The young woman sits with her husband at the dining room table of her parents’ Peachtree Corners home about to embark on the trip of a lifetime.
Jessica Baumgart is 29, a graduate of Duluth High School and the University of Georgia. And her husband, Nate, 31, hails from Evanston, Ill., where he graduated from Evanston Township High School and Wesleyan University of Connecticut. She is a former director of education and development for the Lurie Cancer Center at Northwestern University. And he is a voice-over actor and corporate events planner.
They met about 4 ½ years ago in Chicago while volunteering for the Windy City’s children’s theater, sparks flew and last year they headed to the altar to make it official. They were married July 3 in Chicago.
They are a handsome couple, educated and, from all appearances, really quite normal.
Then they tell you about another kitchen conversation in which they decided to quit their jobs and take a trip around the world and you start to wonder about that last part because who does that?
A lot of people apparently. And sometimes even complete strangers.
For the Baumgarts, the idea began to blossom two years ago. It took root something like this.
“I remember standing in our kitchen and suggesting it,” Jessica said.
Before tying the knot, they had been talking about moving from Chicago to a place that was warm and cheaper to start a family; about how that would mean leaving their jobs and their circle of friends.
“What if we did a trip in between?” Jessica asked. “What if we went for a month?”
She didn’t stop there. What if they went on a six-month trip? Then finally, what about a yearlong one?
That was it. For a year, they’d throw caution to the wind and set out on a journey, a kind of extended honeymoon, to see the world in all her splendor.
But first they needed a plan and a whole lotta money. They took to the Internet. They found a seemingly endless number of blog posts from like-minded couples who’d taken a so-called gap year to explore the world.
“One of the interesting things about living in the information age is that you don’t need to meet or know personally someone who has done this,” Nate said. “You can just find them online.”
Nearly every blog included detailed accounts of budgets, down to the price per day, per country. All of them were less than $75,000 a year per couple.
“We tried to pick a number we thought would be doable,” Nate said.
In short, they preferred a short fun trip over long-suffering. No couch-surfing, you see.
They agreed $75,000 seemed about right — $50,000 for the yearlong trek, and when it was all over, $25,000 to live off while they looked for new employment.
They chose January for the departure date and then decided exactly how much they’d have to save each month to make that happen.
First they'd have to keep their low-rent apartment even though it flooded during heavy rain. They got rid of cable TV. Instead of eating out, they cooked. Airbnb guests brought in about $800 a month; private dog boarding another $35 a day.
They agreed not to spend at all during the entire month of September. They saved both their salaries.
“We did a lot of shared Google docs to see where we were along the goal line and how much we were saving every month,” Jessica said.
As the year drew to a close, they tried selling everything they had save a couple of tubs of clothes, beloved kitchen items, old journals and photos. What they couldn’t sell friends took. What their friends didn’t want, the Baumgarts donated to Goodwill.
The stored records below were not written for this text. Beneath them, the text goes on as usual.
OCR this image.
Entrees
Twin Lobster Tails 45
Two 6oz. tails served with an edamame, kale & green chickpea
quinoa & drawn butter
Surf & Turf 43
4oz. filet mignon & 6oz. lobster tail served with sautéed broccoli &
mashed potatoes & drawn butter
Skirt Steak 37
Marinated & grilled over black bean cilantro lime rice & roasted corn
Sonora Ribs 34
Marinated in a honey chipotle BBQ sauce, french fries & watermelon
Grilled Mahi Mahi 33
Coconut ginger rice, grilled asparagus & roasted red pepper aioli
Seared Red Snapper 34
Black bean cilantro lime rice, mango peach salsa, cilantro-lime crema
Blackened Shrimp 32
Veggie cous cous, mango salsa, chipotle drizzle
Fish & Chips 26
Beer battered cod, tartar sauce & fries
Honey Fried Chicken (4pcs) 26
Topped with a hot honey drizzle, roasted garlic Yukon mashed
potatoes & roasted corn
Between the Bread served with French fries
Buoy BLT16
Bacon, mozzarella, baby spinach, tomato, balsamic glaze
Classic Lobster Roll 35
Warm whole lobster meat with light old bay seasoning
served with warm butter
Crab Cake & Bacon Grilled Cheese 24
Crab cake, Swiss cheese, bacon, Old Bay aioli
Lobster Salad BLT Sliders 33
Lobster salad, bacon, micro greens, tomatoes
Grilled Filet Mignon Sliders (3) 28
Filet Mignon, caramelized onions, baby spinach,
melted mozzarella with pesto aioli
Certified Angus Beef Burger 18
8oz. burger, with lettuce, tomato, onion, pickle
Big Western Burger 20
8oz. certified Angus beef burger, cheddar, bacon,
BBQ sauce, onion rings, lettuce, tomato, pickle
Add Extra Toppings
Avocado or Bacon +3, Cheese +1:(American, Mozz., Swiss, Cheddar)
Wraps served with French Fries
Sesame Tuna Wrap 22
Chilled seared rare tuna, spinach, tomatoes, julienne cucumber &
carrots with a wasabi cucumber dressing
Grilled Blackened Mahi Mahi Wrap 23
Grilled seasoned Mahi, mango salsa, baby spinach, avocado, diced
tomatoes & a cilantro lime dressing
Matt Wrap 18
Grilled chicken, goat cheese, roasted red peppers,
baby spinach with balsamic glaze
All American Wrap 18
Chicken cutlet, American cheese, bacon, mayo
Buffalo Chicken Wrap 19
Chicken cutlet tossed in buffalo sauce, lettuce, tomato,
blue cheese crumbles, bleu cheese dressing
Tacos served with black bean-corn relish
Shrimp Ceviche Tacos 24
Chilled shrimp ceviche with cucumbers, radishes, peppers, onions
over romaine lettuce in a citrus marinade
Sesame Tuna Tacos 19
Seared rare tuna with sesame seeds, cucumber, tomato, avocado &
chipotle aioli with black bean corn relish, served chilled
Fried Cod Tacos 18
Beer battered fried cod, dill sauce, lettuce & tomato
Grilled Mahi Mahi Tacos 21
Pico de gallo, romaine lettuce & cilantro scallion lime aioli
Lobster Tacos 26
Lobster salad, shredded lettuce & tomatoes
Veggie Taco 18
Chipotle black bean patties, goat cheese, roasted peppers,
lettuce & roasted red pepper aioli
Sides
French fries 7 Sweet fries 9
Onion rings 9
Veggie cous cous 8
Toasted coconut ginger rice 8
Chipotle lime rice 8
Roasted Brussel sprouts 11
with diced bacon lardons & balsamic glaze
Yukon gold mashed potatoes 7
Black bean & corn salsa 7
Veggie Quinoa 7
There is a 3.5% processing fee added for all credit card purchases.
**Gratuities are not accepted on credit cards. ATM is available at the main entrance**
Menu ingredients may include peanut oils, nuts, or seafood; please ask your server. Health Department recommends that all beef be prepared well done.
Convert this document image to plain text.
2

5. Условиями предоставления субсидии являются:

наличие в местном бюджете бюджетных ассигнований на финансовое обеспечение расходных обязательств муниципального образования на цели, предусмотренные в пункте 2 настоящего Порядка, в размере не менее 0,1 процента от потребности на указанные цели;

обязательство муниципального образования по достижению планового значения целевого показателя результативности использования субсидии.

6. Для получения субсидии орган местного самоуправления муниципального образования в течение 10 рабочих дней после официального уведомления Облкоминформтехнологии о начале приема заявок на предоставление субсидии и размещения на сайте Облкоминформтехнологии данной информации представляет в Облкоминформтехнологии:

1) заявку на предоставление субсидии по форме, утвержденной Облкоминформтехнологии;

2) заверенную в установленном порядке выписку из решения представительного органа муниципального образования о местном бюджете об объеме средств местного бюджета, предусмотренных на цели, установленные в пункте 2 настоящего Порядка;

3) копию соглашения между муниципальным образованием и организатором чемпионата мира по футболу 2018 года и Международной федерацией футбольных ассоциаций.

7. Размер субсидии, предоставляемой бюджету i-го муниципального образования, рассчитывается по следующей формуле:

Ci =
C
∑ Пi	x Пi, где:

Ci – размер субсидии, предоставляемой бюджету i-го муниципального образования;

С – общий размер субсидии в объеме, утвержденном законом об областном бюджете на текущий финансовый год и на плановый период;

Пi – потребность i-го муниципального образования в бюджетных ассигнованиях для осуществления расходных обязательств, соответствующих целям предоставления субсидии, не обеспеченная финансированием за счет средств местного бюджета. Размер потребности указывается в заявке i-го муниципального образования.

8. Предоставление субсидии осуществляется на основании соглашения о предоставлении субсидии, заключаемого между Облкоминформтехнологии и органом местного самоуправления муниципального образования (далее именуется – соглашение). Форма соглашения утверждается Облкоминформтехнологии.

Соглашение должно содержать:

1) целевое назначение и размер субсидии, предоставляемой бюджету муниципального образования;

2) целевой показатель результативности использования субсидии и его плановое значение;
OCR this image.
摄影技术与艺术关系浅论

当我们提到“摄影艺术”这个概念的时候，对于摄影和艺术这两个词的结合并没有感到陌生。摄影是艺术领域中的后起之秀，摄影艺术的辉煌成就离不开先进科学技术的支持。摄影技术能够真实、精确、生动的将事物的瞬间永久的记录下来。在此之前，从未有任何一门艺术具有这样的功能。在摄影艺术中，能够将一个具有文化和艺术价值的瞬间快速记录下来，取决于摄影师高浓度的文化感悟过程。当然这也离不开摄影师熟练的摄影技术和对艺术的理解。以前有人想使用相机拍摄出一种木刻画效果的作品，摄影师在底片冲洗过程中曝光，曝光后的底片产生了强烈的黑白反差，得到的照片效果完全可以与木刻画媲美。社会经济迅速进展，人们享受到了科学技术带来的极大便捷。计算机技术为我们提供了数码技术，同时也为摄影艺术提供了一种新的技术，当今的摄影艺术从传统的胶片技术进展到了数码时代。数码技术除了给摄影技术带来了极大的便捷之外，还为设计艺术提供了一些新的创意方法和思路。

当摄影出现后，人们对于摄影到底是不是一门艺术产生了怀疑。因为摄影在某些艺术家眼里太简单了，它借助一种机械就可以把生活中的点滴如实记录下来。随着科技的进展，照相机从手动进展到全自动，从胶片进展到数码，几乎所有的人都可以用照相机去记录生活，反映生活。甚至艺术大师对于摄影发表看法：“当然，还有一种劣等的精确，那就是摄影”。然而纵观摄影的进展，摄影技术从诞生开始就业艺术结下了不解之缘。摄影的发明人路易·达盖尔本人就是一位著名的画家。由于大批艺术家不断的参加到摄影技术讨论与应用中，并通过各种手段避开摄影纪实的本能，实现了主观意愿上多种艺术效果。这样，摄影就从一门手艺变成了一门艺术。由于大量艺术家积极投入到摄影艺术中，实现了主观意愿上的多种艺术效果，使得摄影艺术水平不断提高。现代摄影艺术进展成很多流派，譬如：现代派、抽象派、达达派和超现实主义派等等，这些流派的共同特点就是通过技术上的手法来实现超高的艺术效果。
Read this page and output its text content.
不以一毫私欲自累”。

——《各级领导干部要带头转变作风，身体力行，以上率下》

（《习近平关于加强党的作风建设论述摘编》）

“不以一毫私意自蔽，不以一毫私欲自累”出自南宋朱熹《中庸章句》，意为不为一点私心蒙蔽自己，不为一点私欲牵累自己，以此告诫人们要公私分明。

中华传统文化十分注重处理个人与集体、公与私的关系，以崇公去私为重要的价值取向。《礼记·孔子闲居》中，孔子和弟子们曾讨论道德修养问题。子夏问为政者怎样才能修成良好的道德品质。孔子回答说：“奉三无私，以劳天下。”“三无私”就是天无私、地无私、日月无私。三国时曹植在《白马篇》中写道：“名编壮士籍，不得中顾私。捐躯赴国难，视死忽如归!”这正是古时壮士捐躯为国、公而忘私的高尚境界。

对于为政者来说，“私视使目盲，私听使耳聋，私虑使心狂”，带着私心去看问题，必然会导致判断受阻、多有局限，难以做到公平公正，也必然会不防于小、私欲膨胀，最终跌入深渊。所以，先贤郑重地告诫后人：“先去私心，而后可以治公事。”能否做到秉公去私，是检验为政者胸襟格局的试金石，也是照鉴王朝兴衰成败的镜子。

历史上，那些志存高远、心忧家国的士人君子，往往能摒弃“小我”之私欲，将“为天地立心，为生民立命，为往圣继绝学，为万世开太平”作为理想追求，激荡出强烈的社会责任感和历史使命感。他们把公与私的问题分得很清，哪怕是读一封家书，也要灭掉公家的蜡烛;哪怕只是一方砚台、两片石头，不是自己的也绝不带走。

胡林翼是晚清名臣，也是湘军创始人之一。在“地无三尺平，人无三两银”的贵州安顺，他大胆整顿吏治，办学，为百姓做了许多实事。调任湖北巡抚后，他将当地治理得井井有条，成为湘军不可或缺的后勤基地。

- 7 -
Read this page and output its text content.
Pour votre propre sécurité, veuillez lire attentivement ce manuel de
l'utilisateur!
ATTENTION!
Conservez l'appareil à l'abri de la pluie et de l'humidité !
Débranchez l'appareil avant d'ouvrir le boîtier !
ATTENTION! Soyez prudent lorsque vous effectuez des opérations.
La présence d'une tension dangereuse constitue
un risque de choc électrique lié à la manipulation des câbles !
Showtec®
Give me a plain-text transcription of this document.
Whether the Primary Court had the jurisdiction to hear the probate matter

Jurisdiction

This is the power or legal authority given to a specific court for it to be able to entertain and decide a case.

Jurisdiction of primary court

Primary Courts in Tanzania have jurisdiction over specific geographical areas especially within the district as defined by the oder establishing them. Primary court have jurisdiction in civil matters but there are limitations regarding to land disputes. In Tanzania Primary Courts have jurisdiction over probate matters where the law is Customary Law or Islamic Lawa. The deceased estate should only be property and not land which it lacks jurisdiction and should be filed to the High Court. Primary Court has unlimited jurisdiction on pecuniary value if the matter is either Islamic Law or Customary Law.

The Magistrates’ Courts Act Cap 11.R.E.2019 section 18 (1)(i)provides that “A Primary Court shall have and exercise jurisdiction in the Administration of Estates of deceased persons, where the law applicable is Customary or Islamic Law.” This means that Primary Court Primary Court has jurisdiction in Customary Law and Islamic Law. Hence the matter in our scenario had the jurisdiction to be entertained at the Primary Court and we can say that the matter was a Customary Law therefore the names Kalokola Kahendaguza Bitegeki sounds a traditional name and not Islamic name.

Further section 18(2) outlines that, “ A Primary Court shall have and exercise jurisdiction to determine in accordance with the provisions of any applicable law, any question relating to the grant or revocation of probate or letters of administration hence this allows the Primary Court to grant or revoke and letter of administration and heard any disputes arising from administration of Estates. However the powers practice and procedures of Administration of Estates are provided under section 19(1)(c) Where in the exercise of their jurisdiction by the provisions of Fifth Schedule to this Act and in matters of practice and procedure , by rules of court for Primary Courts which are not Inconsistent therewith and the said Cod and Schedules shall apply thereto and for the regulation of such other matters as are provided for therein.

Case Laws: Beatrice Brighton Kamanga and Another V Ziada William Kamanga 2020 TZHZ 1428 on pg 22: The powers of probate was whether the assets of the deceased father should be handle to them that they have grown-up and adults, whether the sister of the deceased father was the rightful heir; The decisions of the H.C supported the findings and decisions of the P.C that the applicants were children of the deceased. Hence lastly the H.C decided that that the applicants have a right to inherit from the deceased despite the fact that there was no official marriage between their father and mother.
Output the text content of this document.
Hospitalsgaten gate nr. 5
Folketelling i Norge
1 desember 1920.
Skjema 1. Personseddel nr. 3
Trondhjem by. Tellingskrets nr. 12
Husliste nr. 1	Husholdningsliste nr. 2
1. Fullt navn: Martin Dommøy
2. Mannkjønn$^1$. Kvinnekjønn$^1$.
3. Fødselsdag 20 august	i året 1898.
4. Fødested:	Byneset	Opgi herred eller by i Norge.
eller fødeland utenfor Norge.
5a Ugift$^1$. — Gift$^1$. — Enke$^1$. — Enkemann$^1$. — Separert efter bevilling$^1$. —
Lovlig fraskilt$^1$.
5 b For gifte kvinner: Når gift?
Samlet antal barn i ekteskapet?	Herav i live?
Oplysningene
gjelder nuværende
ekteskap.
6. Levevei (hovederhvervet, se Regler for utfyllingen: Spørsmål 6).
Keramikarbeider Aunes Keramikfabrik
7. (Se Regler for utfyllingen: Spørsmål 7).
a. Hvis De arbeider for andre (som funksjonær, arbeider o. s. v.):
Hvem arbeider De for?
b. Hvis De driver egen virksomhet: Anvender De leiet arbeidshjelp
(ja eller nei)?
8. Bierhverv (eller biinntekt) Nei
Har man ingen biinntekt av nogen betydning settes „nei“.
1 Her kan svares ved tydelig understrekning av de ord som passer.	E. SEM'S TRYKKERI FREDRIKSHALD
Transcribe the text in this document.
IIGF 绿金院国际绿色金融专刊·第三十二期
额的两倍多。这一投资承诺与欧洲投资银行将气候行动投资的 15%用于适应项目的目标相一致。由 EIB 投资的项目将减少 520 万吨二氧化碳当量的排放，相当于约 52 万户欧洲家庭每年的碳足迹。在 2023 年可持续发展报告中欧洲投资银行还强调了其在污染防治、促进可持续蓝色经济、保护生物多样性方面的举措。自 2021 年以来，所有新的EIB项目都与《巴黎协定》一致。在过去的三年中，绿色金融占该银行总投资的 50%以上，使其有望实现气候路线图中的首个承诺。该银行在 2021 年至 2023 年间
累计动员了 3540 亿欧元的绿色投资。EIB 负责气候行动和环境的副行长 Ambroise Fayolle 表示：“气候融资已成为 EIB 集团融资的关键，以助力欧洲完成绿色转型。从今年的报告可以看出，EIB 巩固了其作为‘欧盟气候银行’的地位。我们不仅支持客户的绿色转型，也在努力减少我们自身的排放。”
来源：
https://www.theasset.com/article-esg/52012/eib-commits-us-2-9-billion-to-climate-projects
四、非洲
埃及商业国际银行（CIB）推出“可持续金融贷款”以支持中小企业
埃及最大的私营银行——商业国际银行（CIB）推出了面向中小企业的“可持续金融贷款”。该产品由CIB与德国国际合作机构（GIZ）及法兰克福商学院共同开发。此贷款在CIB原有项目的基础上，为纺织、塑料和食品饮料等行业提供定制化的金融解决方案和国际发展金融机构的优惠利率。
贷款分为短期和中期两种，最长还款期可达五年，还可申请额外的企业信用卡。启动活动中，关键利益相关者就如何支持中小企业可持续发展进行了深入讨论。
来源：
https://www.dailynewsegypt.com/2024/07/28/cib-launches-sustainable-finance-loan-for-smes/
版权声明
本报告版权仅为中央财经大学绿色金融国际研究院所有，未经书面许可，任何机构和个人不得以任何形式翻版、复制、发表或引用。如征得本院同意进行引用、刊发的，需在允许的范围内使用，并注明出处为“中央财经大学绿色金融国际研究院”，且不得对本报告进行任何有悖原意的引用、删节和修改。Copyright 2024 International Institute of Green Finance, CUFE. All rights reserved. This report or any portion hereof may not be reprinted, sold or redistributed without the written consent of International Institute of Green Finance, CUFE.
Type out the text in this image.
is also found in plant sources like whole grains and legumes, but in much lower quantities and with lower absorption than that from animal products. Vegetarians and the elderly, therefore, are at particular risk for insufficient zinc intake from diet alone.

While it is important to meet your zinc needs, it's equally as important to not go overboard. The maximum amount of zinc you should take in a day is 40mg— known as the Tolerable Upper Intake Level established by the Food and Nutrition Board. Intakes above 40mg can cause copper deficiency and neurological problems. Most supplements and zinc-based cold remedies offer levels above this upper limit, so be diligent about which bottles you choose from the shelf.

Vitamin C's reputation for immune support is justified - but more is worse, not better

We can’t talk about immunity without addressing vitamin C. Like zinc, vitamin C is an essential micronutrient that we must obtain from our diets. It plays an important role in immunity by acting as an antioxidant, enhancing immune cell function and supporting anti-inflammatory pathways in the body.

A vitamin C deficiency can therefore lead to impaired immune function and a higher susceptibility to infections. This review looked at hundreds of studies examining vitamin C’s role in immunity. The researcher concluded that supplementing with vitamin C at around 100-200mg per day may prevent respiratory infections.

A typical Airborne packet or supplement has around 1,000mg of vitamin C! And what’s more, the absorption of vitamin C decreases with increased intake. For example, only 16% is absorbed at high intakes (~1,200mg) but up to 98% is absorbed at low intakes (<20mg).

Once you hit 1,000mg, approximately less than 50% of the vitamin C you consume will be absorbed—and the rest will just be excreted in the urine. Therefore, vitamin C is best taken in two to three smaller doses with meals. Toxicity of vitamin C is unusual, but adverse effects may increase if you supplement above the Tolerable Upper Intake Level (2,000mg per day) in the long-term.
In December, they hit their goal, packed their 2010 Hyundai Sonata and drove here, where their black Lab mix, Lily, will remain with Jessica’s parents, Jon and Cathy MacLean.
On Jan. 8, they boarded Spirit Flight 1376 to Cartagena, Colombia, the first leg of their journey.
They will spend three months in South America, traveling through Colombia, Ecuador, Peru and Bolivia; then two months in southern Africa, a month in Europe, and a month in India before flying to Southeast Asia, where they will spend the last four months of the year.
Along the way, they will document their journey, this final adventure before the kids and the mortgage and the minivan on their own travel blog: roundtheworldcouple.com.
I’ll be checking back in occasionally, but after arriving in Cartagena early this week, they told me they simply felt grateful. For good friends and supportive family. For having found each other. For being able to make this journey together.
Imagine that. We all should be so lucky.